Denver native Kyle Freeland wears the affection for his city on his right arm: Tattoos of the area code (303), the elevation (5,280) and a silhouette of the Rocky Mountains.
With his left, there's the ability to carry the Colorado Rockies to even greater heights.
Since it's the team he grew up rooting for, Freeland takes immense satisfaction in the Rockies' recent run of success. The homegrown hurler hopes to deliver something else this season along the way to what would be a third straight postseason appearance: Colorado's first NL West title.
“I take a ton of pride of being a part of this team, that is winning and that is trending up,” Freeland said. “I take pride in being from Colorado, being a product of the school system in Denver and everything that my life has been leading up to these past couple of years. It's just pure pride. I love the state, love the city, and I can't imagine growing up anywhere else.”
Freeland is coming off a strong season in which he finished 17-7 with a 2.85 ERA. He wound up fourth in the NL Cy Young voting in part because of a 2.40 ERA at Coors Field, which was the lowest home mark in team history.
So much for being rattled by the hitter-friendly park. Then again, he went to high school in the area and became accustomed to pitching at altitude.
“It's kind of nice to shove it back in some people's faces who doubt the pitching at Coors Field or pitching for the Rockies,” Freeland said. “We're starting to show people it doesn't matter if you're high altitude or sea level, if you can pitch you can pitch.”
As a kid, Freeland watched this team go through numerous valleys with an occasional peak (like 2007, when the Rockies made their only World Series appearance). That's why last season was so special, with Colorado in the NL West chase all the way to the end, before the team lost to the Los Angeles Dodgers in a tiebreaking game.
Freeland got the call to start the postseason. He tossed 6 2/3 masterful innings on short rest in a 2-1, 13-inning win over the Chicago Cubs in the NL wild-card game. That was his final start of the season as the Rockies were swept by the Milwaukee Brewers in the NL Division Series. German Marquez, another bright spot in the rotation, made Colorado's lone start at home.
The season was another step in the right direction for the Rockies, who made the playoffs in back-to-back seasons for the first time in franchise history.
“You start getting addicted to that feeling. You want more. You want to get deeper into the playoffs,” Freeland said .
Given his heavy workload — a career-high 202 1/3 innings — he really didn't start throwing until January. Other than that, he kept his offseason routine pretty much the same.
“You can always improve,” said Freeland, who turns 26 on May 14. “Because if you're not looking to improve yourself in this game at this level, that you've figured it out, you're wrong and you're going to get hit in the mouth pretty hard the following season.”
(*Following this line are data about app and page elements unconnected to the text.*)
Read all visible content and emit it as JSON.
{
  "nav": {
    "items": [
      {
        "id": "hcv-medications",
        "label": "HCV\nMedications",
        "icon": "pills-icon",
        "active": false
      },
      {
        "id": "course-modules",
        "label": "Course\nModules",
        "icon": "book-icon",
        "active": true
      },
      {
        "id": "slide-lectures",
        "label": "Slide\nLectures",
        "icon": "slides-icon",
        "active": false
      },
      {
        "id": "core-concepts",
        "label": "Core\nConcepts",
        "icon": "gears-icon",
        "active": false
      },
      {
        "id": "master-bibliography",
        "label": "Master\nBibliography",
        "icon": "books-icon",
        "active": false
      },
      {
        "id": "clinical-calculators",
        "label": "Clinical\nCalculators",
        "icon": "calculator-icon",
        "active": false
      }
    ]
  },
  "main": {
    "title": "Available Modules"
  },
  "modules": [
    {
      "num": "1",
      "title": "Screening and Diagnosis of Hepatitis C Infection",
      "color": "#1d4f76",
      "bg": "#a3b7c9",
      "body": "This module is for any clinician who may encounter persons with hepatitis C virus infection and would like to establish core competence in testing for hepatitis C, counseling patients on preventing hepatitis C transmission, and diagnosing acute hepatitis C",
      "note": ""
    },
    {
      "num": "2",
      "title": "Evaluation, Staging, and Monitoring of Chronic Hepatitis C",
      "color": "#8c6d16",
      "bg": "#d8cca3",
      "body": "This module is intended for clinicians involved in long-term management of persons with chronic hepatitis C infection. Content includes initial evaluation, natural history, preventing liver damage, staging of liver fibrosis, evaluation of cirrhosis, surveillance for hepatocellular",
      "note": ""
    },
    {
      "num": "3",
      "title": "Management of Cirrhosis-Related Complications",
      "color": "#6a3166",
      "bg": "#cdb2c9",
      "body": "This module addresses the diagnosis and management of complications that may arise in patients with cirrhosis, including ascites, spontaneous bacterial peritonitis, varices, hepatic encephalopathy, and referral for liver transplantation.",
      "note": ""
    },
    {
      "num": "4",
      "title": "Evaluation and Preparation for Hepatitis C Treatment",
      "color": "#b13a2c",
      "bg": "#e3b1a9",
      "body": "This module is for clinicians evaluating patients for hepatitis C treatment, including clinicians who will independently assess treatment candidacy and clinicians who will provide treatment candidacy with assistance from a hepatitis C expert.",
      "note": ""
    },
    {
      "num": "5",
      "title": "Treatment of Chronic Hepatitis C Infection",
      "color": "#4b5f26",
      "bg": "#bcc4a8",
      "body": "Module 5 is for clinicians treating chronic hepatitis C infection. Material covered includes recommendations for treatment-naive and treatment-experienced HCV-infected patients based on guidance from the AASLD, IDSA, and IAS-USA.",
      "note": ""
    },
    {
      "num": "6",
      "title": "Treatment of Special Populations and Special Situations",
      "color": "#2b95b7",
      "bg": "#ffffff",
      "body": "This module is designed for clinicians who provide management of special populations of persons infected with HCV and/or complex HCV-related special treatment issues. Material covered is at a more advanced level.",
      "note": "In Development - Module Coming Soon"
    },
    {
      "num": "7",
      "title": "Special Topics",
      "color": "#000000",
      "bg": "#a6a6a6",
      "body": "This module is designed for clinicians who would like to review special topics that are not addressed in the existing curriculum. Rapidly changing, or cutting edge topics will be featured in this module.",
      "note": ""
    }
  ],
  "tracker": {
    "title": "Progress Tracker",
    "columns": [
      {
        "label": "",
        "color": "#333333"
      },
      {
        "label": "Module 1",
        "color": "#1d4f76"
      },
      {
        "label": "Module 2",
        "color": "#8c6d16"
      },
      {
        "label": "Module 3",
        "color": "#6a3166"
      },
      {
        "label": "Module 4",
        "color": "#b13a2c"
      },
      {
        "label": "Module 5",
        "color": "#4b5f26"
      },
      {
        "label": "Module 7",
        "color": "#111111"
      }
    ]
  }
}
Freeland was originally drafted in the 35th round out of Thomas Jefferson High School by Philadelphia. Instead of signing, he went to the University of Evansville, where he posted a 1.90 ERA his final season. He was taken by Colorado with the No. 8 overall pick in 2014.
He made the squad in 2017 and went on to win 11 games during his rookie season. His most notable start that season was against the Chicago White Sox when he came within two outs of the first no-hitter by a Rockies pitcher at Coors before surrendering a crisp single to Melky Cabrera.
Freeland was the model of consistency last season with 24 quality starts.
“With Kyle, there's always a desire to get better,” manager Bud Black said. “He's talented and he has a good head on his shoulders.”
As for having his name mentioned alongside the likes of New York's Jacob deGrom, Washington's Max Scherzer and Philly's Aaron Nola — the trio who finished ahead of him in last year's NL Cy Young vote — now that was humbling.
“It shows you that you belong there and you can compete,” Freeland said. “I'm excited to see where it takes me.”
About those tattoos along his right arm — simply his pride showing through.
“I love pitching here, love having the support group I have from friends, family and the entire fan base,” Freeland said. “Being a hometown kid, this is great. It would be a little weird to be somewhere else.”